I have been chatting to a couple on and off for a while now and i cant take to them, of course this bears no difference on whether we meet with them or not and i suppose its only a matter of time that we meet people im not struck on. Its just from chatting to them it appears we have very different outlooks, i think i pissed the man off because i wouldnt address him as sir or master and until told otherwise i wont, the way i see it is i have one (Master that is) and its not a term i care to use for any tom dick or harry that proclaim themselves to be dominant. If im honest even when im told to i wont like it, to me it diminishes what it means and what it represents.

Then there is this whole issue of being the "perfect slave" which does not exist, what does exist is being the best slave that you can be for your Master/Mistress which of course means ones expectations may differ from the next, and im certainly not that yet, i try hard but im a long way off from meeting His expectations. The women seems to have an ideal of how the "perfect" slave should behave which is fine as i have said time and time again the term slave means different to different people. What i find infuriating is the need to be competitive or in her words "to see who is the better slave" for fucks sake its like being back at school again, so how exactly is that proved........... by who can take the most cane strokes, the most needles etc? Or maybe its who behaves more appropriately because this another thing that i dont get about them, they seem to have this obsession with "punishment", which is something else i dont get.

To me punishment is given to correct unwanted behaviour, and generally something i wont like, usually im not punished for failing an activity as long as i try my best......of course this depends on the circumstances. When i spoke to the man he made a point of saying he would make sure i did fail just to have the excuse to punish me, well me being me couldnt let that go by without responding.

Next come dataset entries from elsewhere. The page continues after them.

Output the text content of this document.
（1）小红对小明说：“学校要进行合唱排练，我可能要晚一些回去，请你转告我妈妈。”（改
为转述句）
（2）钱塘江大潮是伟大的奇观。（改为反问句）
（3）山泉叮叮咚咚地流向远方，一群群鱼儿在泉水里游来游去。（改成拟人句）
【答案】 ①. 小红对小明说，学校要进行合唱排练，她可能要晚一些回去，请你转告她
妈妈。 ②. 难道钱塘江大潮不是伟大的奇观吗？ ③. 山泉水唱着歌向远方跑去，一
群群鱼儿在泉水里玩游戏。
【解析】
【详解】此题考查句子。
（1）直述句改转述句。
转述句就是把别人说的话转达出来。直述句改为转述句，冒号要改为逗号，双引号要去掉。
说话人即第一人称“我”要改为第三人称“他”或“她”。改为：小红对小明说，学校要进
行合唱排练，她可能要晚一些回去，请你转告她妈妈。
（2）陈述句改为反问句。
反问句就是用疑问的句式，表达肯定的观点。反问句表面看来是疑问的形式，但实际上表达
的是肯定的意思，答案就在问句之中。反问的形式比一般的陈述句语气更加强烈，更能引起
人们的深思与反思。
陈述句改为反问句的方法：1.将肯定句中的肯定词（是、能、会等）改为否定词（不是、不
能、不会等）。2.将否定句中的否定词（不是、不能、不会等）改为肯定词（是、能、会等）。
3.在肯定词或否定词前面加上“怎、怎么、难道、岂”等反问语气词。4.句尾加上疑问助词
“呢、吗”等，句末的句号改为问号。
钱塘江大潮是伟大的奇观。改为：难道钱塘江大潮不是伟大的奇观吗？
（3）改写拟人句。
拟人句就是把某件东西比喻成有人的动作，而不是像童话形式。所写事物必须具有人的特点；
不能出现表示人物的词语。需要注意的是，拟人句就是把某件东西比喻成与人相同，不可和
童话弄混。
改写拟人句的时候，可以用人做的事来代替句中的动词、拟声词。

I replied saying that would unlikey happen as im not punished as long as i try my best and its my Masters call to say whether i have tried or not, and that i couldnt see Him letting someone else punish me when they have purposefully set me up to fail, he just said "we will see about that". He is very arrogant and that does nothing for me, very up himself i have the impression he thinks he is gods gift to women, which come to think of about it that reminds me of his sub saying that she wouldnt "play" with anyone she didnt find attractive...........Hmm for someone that says she has the soul of a slave......i think she needs to re-set her way of thinking as it generally dont work like that.